First, draw a line connecting the diagonal of the square that touch the ends of the blue lines. Now, extend the red line until it intersects this diagonal. The center of the circle and the center of the square are the same point.
Because the blue lines are parrallel and the same length and because the square is given to be centered in the circle, that means that the blue lines are both perpendicular to the diameter of the circle that goes through the corners touching the blue lines. Again, since the red line is given as parrallel to the blue lines, the extension of the red line will be perp. to the same diameter.
So, the distance from the center of the circle out to where the red line hits the corner of the square is the same as the distance over to where the blue line hits the corner of the square. This distance, when added to the length of the red line, gives the radius of the circle and can be used to find the circumference by C = 2 pi r.
Now, draw a line from the center of the circle over to where either blue line hits the edge of the circle. This forms a right triangle whose hypotenuse is the radius, the base is the distance 'x' from the center to the corner where the blue line hits the square, and the other leg is given to be of length 24.

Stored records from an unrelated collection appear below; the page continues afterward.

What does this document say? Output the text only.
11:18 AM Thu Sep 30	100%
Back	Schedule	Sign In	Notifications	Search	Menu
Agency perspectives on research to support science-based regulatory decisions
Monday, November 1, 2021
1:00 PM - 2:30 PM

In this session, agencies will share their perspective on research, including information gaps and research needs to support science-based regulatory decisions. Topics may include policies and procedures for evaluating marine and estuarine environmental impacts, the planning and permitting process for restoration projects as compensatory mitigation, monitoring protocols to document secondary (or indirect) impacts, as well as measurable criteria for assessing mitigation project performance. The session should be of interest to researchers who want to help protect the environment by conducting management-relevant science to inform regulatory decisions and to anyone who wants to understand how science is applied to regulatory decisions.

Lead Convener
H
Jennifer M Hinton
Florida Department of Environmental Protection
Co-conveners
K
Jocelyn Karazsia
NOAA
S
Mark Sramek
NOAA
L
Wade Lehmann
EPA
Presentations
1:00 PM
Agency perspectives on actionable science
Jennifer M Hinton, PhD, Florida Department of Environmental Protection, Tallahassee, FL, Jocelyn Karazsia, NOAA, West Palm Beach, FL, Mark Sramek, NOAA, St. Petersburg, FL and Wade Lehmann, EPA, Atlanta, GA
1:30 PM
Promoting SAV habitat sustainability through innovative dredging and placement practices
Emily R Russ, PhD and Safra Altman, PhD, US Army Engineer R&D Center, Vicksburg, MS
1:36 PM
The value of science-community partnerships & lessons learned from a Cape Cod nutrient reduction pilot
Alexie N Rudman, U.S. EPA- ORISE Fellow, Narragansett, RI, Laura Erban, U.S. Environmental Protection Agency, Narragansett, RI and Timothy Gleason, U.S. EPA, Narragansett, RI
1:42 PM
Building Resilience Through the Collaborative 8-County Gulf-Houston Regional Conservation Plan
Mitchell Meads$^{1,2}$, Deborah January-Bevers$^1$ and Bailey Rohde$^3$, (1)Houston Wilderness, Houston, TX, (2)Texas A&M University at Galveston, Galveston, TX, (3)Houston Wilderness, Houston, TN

So, 24^2 + x^2 = (x + 16)^2
or, 576 + x^2 = x^2 + 32x + 256
32x = 320, or x = 10
This means that the radius is 16 + 10 = 26
The circumference must be 52 pi units.
2007-06-10 10:23:33 · answer #1 · answered by tbolling2 4 · 0⤊ 0⤋
I will do it symbolically. Let the red line be a, the blue line be b, (knowns); let the radius be r and the square's diagonal be d (unknowns). We can set the following relations:
Extend the red line to the center of the square. This becomes a radius, and is the sum of half the square's diagonal plus a, so
d/2+a=r. or d/2 = r - a
Drop a perpendicular from where blue intersects the circle to the red line. Draw a diagonal of the square from its center to the corner that starts the blue line. This diagonal is perpendicular to the red line, and its length is equal to the perpendicular dropped from the circle. The length of this latter perpendicular is then d/2: it forms a right triangle with the circle's radius (drawn to the point of intersection of blue line and circle) and the red line. The length of the leg of this triangle that lies along the red line is b. Using the Pythagorean theorem.
r^2 = (d/2)^2 + b^2.
Substitute for d/2 from the first equation:
r^2 = (r - a)^2 + b^2
Expand the binomial containing r:
r^2 = r^2 = -2*a*r + a^2 + b^2
0 =-2*a*r + a^2 + b^2
r = (b^2 + a^2)/ 2*a
For your numbers, r = 26
2007-06-10 10:37:37 · answer #2 · answered by gp4rts 7 · 0⤊ 0⤋
Draw a diagonal across the square from blue to blue.
Then, extend the red line to the diagonal line. This will be the centre of the circle..
Making the red line the same length as the blue lines.
Therefore the radius will be 24cm.
2007-06-10 10:11:20 · answer #3 · answered by Norrie 7 · 0⤊ 1⤋